Century scale rainfall in the absolute Atacama Desert: Landscape response and implications for past and future rainfall

The Atacama Desert contains the driest regions on Earth, with significant rain occurring only a few times per century, based on sparse historical records. However, the frequency and magnitude of rainfall remains speculative. On March 24–26 of 2015, an unusual storm caused rainfall rates and quantities to exceed many historical records. Of interest is whether this storm was able to activate geomorphic processes whose impacts are evident on numerous landscape features. Here, the results of a reconnaissance from N to S transecting through the plant-free expanse of the Atacama Desert, between 22 and 26° S, are examined in relation to evidence of past runoff activity coupled with soil architecture and soil hydraulic properties. The results suggest the rain initiated some minor runoff processes on the upper hillslopes. However, the rainfall was too small to reactivate many features that appear to be driven by larger, less frequent storms.
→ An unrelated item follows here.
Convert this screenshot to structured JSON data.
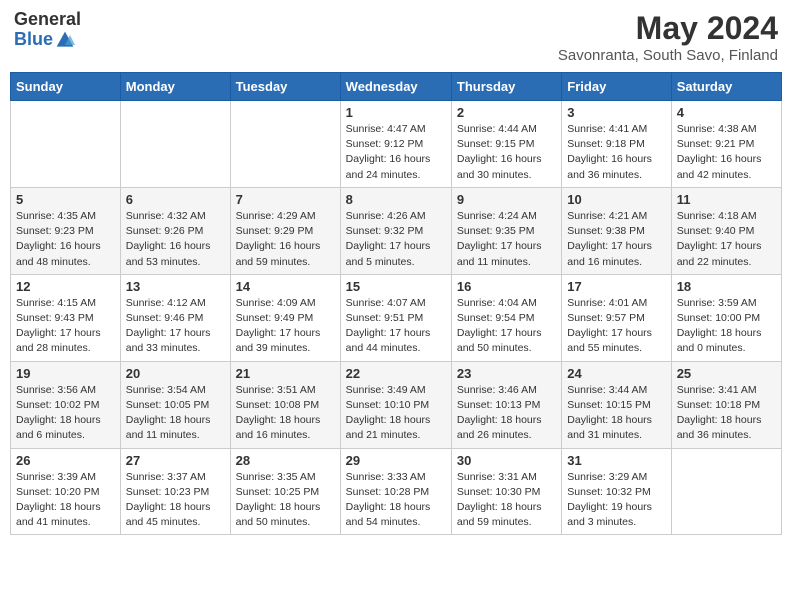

The field evidence suggests that larger scale rainfalls have occurred throughout the Quaternary, and that there are fossilized (or infrequently active) features in various stages of “repair” that provide evidence of rainfall re-occurrence. The landscapes largely escaped overland flow alteration due to the high infiltration rate capacity caused by the salt-rich soils, which we estimated to average 78 mm h⁻¹ for hillslopes and 244 mm h⁻¹ for alluvial soils, based on disc infiltrometer measurements. This gives a resilience, and potential rainfall threshold, to alteration by intensive rainfall events. Published paleoclimatic records coupled with evidence from soil examined at the arid/hyperarid periphery of the desert show evidence of a cessation of carbonate formation since ∼11 ka, a time of aridification similar to the drying of lakes and marshlands in the hyperarid region. Thus, the past fluvial alteration features are likely to be, at least partially, remnant Pleistocene features which have been largely unaffected by Holocene events, whose magnitudes were similar to that of 2015.